Le contraste entre la vétusté du manoir et l'allée principale qui y mène, bordée de chênes majestueux et singulièrement bien entretenue, est tout à fait saisissant.
Le manoir, un grand bâtiment rectangulaire de style palladien construit en brique rouge, se dresse sur une assez haute butte envahie de buissons, dont l’élévation devra être relevée avec précision.
Malgré son abandon et un délabrement partiel, notamment de la toiture, la demeure se distingue nettement des autres propriétés de la région par la finesse de ses atours.
Le hall d’entrée conduit vers un immense salon central, au fond duquel deux escaliers donnent accès à l’étage. À l’étage se trouvent les chambres des propriétaires et de leurs hôtes. Les parquets sont affaiblis et partiellement affaissés.
Une seule pièce viable, au rez, qui semble avoir servit de fumoir, me servira de logement provisoire, le temps de mes travaux.
Y loger le temps de ma mission est une gageure, tant les lieux sont imprégnés d’humidité persistante, de poussière et d’abandon. Mais ai-je le choix ?
Ce soir, la météo s’annonce orageuse.
13 Mai.
J’ai pu aménager ce vieux salon dont les derniers lambeaux de papiers peints boursouflés encore collés aux murs sentent encore le cigare, pour y passer mes premières nuits.
Hier, tout comme avant-hier, mon sommeil fut troublé par l'orage et les sifflements du vent à travers la toiture.
Un tel inconfort est indigne d’un gentleman !
14 Mai.
Mes premiers relevés font état d’une propriété plus vaste qu’il n’y paraisse. Les documents en notre possession sont toutefois de qualité inégale.
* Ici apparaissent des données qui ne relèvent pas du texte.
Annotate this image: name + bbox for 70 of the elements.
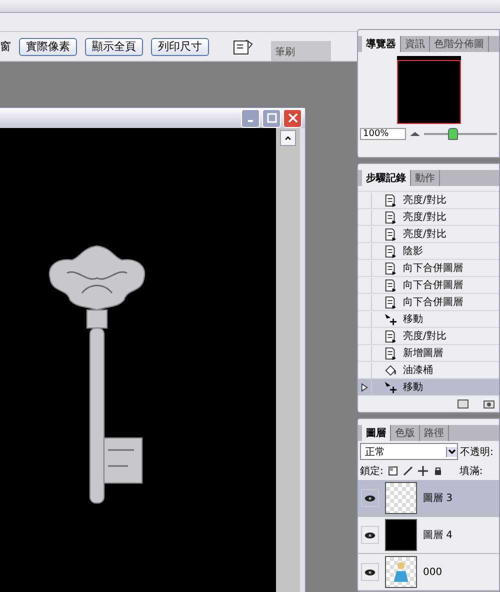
eye-icon bbox=[364, 532, 376, 538]
document-icon[interactable] bbox=[457, 399, 469, 409]
history-item[interactable]: 亮度/對比 bbox=[358, 209, 499, 226]
layer-thumbnail bbox=[385, 482, 417, 514]
option-button[interactable]: 列印尺寸 bbox=[151, 38, 209, 56]
minimize-icon bbox=[248, 120, 253, 122]
panel-tab[interactable]: 導覽器 bbox=[362, 36, 401, 52]
camera-icon[interactable] bbox=[483, 399, 495, 409]
document-icon bbox=[384, 210, 397, 224]
scroll-bar[interactable] bbox=[276, 128, 300, 592]
panel-tab[interactable]: 資訊 bbox=[401, 36, 430, 52]
history-item[interactable]: 陰影 bbox=[358, 243, 499, 260]
document-icon bbox=[384, 346, 397, 360]
document-icon bbox=[384, 194, 397, 206]
dropdown-arrow-icon bbox=[446, 446, 457, 456]
move-icon[interactable] bbox=[418, 466, 428, 476]
paint-bucket-icon bbox=[384, 364, 397, 376]
lock-icon[interactable] bbox=[433, 466, 444, 476]
panel-tab[interactable]: 圖層 bbox=[362, 425, 391, 441]
panel-tab[interactable]: 色階分佈圖 bbox=[430, 36, 489, 52]
scroll-up-button[interactable] bbox=[280, 130, 296, 146]
history-item[interactable]: 移動 bbox=[358, 311, 499, 328]
visibility-toggle[interactable] bbox=[361, 489, 379, 507]
layer-thumbnail bbox=[385, 556, 417, 588]
document-icon bbox=[384, 262, 397, 274]
layer-row[interactable]: 圖層 3 bbox=[358, 480, 499, 517]
layer-row[interactable]: 圖層 4 bbox=[358, 517, 499, 554]
document-icon bbox=[384, 228, 397, 240]
document-icon bbox=[384, 296, 397, 308]
close-button[interactable] bbox=[283, 108, 302, 128]
layer-thumbnail bbox=[385, 519, 417, 551]
layer-row[interactable]: 000 bbox=[358, 554, 499, 591]
history-item[interactable]: 移動 bbox=[358, 379, 499, 396]
maximize-icon bbox=[266, 113, 276, 123]
minimize-button[interactable] bbox=[241, 108, 260, 128]
visibility-toggle[interactable] bbox=[361, 563, 379, 581]
lock-transparency-icon[interactable] bbox=[388, 466, 398, 476]
close-icon bbox=[288, 113, 298, 123]
history-item[interactable]: 亮度/對比 bbox=[358, 226, 499, 243]
fill-label: 填滿: bbox=[459, 464, 483, 478]
panel-tab[interactable]: 路徑 bbox=[420, 425, 449, 441]
history-item[interactable]: 亮度/對比 bbox=[358, 192, 499, 209]
move-tool-icon bbox=[384, 312, 397, 326]
document-icon bbox=[384, 244, 397, 258]
eye-icon bbox=[364, 568, 376, 576]
option-label: 窗 bbox=[0, 39, 11, 54]
visibility-toggle[interactable] bbox=[361, 526, 379, 544]
history-item[interactable]: 亮度/對比 bbox=[358, 328, 499, 345]
caret-icon bbox=[284, 134, 292, 142]
move-tool-icon bbox=[384, 380, 397, 394]
history-item[interactable]: 向下合併圖層 bbox=[358, 260, 499, 277]
history-pointer-icon bbox=[361, 382, 368, 392]
eye-icon bbox=[364, 494, 376, 502]
document-icon bbox=[384, 278, 397, 292]
slider-thumb[interactable] bbox=[448, 128, 458, 140]
palette-icon[interactable] bbox=[233, 38, 253, 56]
history-item[interactable]: 新增圖層 bbox=[358, 345, 499, 362]
zoom-out-icon[interactable] bbox=[410, 131, 420, 137]
zoom-field[interactable]: 100% bbox=[360, 128, 406, 140]
option-button[interactable]: 實際像素 bbox=[19, 38, 77, 56]
opacity-label: 不透明: bbox=[460, 446, 494, 458]
lock-label: 鎖定: bbox=[360, 464, 384, 478]
panel-tab[interactable]: 步驟記錄 bbox=[362, 170, 411, 186]
history-item[interactable]: 向下合併圖層 bbox=[358, 294, 499, 311]
blend-mode-dropdown[interactable]: 正常 bbox=[360, 443, 458, 460]
document-icon bbox=[384, 330, 397, 342]
brush-icon[interactable] bbox=[403, 466, 414, 476]
history-item[interactable]: 向下合併圖層 bbox=[358, 277, 499, 294]
panel-tab[interactable]: 色版 bbox=[391, 425, 420, 441]
option-button[interactable]: 顯示全頁 bbox=[85, 38, 143, 56]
L’archiviste du district doit nous faire parvenir, par courrier postal, les derniers plans cadastraux connus.
Malheureusement, des travaux de déblaiement et de débroussaillage seront nécessaires avant d'entreprendre de piquer et borner utilement les terres domaniales.
Ce soir, je me suis approché d'anciennes dépendances de Chastaing, occupées par des nègres.
Certaines portes et fenêtres des bâtiments étaient peintes d’un bleu profond et marqués de signes hiéroglyphiques, aux lignes complexes, géométriques et étranges.
Chose curieuse : à mon approche, ils se sont comportés comme si j’étais pestiféré. Certains ont hurlé comme des bêtes féroces, « Boo-Hag, Boo-Hag ! » et autres cris incompréhensibles en me voyant, avant de me jeter de la poussière à la figure et de s’enfuir.
Que Dieu les garde de si fâcheuses superstitions !
15 Mai.
Nous sommes partis à la rencontre du voisinage : nous avons été délicieusement reçus par la famille DuBose-Wenworth, dont la propriété est d’une splendeur remarquable.
Henry nous a aimablement proposé de loger dans une chambre d’hôte le temps d’avancer dans nos travaux de recherche. Il a bien voulu mettre ses archives personnelles à notre disposition : une grande partie des domaines fut expropriée par les Unionistes et le peu qui en resta vendus. Il ne reste à ce pauvre homme qu'un maigre commerce maritime et quelques terres agraires peu rentables, louées à de bien médiocres fermiers.
Quant à la propriété de Chastaing, elle fut selon Henry, une ferme remarquable et riche.
Les terres confisquées après-guerre furent occupées par les anciens esclaves du domaine. Voilà qui m'explique la présence de ces familles de basse naissance...
Fait intéressant, le manoir de Chastaing reste inoccupé depuis une vingtaine d’années, après que quelques malheurs aient fait fuir les derniers occupants.